Also on the bad-news front, my son – who is now two years old – was diagnosed early in 2014 with a visual disability called congenital nystagmus. Basically, his eyes twitch back and forth involuntarily, and while the condition is not tremendously debilitating, it will affect his vision for the rest of his life. Back in October he had a surgery (called the modified Kestenbaum-Anderson surgery for those interested) to improve his eyesight by moving his eye muscles in order to center his “best” vision straight in front of him. Time will tell how effective it was, but we’re optimistic.

On to good news: my wife and I had another child this year, a little girl this time. In a sense, we’re living the dream: a married couple owning a house with a two-car garage out in the suburbs, two kids (a boy and girl), and a white-picket fence. Just kidding about that last part. Our fence is made out of flimsy pine wood. Overall, we feel like we have now replaced ourselves, and (at the moment) do not plan to have any more children. We’ll see.

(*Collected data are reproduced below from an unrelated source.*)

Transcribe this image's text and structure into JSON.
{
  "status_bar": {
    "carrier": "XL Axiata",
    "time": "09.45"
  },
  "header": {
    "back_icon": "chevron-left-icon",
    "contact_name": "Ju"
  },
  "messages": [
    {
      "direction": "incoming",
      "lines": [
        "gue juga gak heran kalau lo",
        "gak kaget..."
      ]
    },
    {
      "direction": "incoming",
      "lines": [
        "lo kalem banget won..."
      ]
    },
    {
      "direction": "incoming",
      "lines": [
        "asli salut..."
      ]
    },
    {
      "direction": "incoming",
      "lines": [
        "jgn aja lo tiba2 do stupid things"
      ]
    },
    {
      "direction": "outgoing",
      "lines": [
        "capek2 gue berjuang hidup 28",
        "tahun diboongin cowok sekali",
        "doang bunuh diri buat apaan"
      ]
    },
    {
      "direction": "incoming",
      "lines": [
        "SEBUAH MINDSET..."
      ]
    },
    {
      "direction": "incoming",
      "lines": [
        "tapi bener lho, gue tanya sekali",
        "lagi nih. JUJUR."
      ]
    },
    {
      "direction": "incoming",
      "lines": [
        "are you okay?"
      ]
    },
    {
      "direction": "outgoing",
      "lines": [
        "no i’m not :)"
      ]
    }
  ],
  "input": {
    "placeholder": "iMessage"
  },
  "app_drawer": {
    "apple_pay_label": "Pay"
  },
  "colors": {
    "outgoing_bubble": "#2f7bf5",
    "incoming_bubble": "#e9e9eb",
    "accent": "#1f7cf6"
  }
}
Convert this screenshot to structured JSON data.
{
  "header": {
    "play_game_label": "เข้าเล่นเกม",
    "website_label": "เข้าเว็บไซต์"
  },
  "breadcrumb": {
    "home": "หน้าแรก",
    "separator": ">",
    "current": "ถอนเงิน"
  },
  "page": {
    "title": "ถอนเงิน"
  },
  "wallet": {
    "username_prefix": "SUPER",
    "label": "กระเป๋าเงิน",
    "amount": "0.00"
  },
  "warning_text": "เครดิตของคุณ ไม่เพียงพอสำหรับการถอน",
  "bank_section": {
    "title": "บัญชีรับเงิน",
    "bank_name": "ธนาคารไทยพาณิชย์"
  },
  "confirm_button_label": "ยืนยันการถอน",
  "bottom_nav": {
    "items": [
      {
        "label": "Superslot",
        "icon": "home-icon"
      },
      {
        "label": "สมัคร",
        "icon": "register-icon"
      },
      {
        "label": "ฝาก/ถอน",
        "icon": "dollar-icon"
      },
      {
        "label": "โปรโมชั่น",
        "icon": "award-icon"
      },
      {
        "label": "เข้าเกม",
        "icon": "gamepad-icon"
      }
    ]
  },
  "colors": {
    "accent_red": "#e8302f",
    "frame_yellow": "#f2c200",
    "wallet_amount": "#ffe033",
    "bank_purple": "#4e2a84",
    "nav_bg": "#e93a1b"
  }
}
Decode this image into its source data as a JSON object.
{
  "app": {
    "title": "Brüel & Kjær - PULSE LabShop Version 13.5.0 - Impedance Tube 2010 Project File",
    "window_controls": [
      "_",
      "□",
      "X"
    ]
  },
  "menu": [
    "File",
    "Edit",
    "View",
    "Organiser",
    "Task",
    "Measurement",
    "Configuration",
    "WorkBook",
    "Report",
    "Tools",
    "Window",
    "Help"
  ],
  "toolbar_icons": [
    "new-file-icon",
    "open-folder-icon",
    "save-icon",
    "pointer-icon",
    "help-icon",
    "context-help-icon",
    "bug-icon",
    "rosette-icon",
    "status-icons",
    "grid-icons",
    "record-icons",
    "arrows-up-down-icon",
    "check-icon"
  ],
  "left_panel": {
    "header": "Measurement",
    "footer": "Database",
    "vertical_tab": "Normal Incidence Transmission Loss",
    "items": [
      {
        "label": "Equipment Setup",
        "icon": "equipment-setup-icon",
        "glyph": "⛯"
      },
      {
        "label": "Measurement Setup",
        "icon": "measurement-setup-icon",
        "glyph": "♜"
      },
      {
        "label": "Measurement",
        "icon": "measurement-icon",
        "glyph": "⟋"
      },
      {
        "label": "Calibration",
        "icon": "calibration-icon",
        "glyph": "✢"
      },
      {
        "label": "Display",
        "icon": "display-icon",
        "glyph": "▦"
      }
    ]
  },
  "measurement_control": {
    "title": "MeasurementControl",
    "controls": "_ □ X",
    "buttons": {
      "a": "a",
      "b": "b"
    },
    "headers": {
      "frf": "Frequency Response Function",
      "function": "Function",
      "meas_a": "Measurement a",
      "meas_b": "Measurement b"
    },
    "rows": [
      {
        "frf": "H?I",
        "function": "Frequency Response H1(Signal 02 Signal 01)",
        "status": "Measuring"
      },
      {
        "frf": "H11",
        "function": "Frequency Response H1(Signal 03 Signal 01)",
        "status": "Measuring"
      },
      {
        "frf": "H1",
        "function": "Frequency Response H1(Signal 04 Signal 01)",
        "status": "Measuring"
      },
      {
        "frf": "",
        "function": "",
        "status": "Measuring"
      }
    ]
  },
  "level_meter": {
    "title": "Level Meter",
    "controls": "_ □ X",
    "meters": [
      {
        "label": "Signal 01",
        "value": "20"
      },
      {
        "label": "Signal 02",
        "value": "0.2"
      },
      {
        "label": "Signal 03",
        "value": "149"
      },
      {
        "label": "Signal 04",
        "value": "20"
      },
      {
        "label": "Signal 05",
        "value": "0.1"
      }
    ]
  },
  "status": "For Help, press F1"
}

Also on the good-news front, I got a small raise at work this year, and despite my wife not working, our net worth still improved significantly. I do not consider us paragons of frugality. Far from it, actually. I feel that we spent with reckless abandon this year; neither my wife nor I hold each other accountable for our spending. And to be certain, we spent far more than we did last year, mainly due to my son’s surgery and the birth of my daughter (all on a high-deductible health plan). Medical expenses aside, we still spent freely, entertaining guests and neighbors once a week or more, taking a few trips from Texas to Georgia to visit family, and pursuing hobbies. I even got into a new hobby – brewing my own beer and cider.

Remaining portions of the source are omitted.